The human race has been caught off guard as the robot revolution is already in full-force. We’ve assumed for many years that robots will only join us in the future. It turns out that robots are already with us. Some households are already using robots to carry out basic functions. Smart vacuums are already sweeping some homes here in South Africa. They are tiny objects fitted with cameras and small brushes. Through a smartphone they can be requested to clean wherever the operator may be. Through the camera a smart vacuum is able to learn about the room to understand where to clean in the future. For now it’s not as perfect as a physical broom, however it can carry out basic functions to keep a small room in clean condition.
In the US, robots are being tested to deliver packages in controlled environments. The use of robots around the world is another indicator that robots are taking off.
In Rwanda robots were used during the pandemic to deliver life saving vaccines. Some South African hospitals used robots to assess patients when it was unsafe for doctors to do so. All of these functions by robots point to a new reality of a world that is slowly introducing robots in our daily lives. They also point to a future where robots will definitely form part of daily living. We are headed to a future where robots will become our companions. They are destined to take care of some of our difficult tasks. In disaster situations they will be assigned to access hard to reach and dangerous environments. Rescue operators will work with robots to save people in earthquakes and in burning buildings. Households will get personal robots to carry difficult objects thereby becoming a useful tool.

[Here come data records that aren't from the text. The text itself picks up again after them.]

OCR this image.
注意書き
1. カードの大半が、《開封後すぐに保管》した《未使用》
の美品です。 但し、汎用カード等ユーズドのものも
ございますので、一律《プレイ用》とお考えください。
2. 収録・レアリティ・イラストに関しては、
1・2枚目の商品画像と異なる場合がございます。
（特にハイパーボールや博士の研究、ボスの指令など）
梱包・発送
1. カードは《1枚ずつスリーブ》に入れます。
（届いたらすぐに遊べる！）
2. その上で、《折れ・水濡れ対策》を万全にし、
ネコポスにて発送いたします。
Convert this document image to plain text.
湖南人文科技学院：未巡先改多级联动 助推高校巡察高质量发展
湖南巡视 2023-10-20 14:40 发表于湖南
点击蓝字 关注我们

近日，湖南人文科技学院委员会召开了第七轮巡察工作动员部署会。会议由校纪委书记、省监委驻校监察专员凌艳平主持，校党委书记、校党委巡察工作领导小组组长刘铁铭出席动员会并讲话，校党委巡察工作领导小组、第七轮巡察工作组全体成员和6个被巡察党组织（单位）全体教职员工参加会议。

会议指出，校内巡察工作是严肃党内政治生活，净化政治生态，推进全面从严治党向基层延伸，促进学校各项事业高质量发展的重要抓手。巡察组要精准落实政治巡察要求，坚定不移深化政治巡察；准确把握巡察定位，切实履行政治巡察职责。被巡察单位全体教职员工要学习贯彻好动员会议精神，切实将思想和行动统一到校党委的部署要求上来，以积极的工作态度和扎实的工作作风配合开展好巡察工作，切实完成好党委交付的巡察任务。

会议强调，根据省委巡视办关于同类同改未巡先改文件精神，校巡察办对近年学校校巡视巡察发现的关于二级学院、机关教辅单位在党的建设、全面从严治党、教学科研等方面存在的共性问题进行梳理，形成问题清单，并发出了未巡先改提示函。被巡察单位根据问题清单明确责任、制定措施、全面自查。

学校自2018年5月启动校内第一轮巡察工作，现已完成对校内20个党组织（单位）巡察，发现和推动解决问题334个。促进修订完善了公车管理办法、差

Businesses will also find ways of using robots to do business. All of this will free people to do more meaningful work. One of the most exciting developments in the field of robots is the development of a robot, Optimus, by Tesla. Optimus is inspired by the human body, with arms, hands, legs and a head. It also has a brain, which is a central computer located in its torso. Optimus has a 2.3 kWh battery pack, which amounts to about a full day of work, along with 28 structural actuators, which allow the robot to move. Its hand features has six actuators and 11 degrees of freedom, or axes of motion, less than half of what an actual human hand has, though it can perform both wide and more precise adaptive grasps of objects. Sensors allow Optimus’s hand to identify what it’s grabbing and understand where its hand is in relation to space. Its hands are also capable of carrying a 20-pound bag.
Optimus’s central computer processes vision data from multiple sensors so it can perceive its surroundings. It also has a visual navigation system managed by neural networks to get around. It’s loaded with a library of natural motion references — essentially engineers recorded human motions, like grabbing a box off a shelf, and mapped that motion data, which has been optimised to adapt to real-world motion, to Optimus. When Optimus enters the market we begin a process of buying robots in the same way that we buy cars. They will be another object that we own to carry out our commands. Current versions of robots that are in operation provide an opportunity to climatise society with the robotic world.
There’s no doubt that robots will change the nature of work. In the same way that the washing machine freed us from washing clothes, robots will free us from some activities. One can have a positive or negative view of robots; there’s nothing that can stop them from joining human society. What can be done is to prepare our world to co-exist with them in a way that maintains harmony.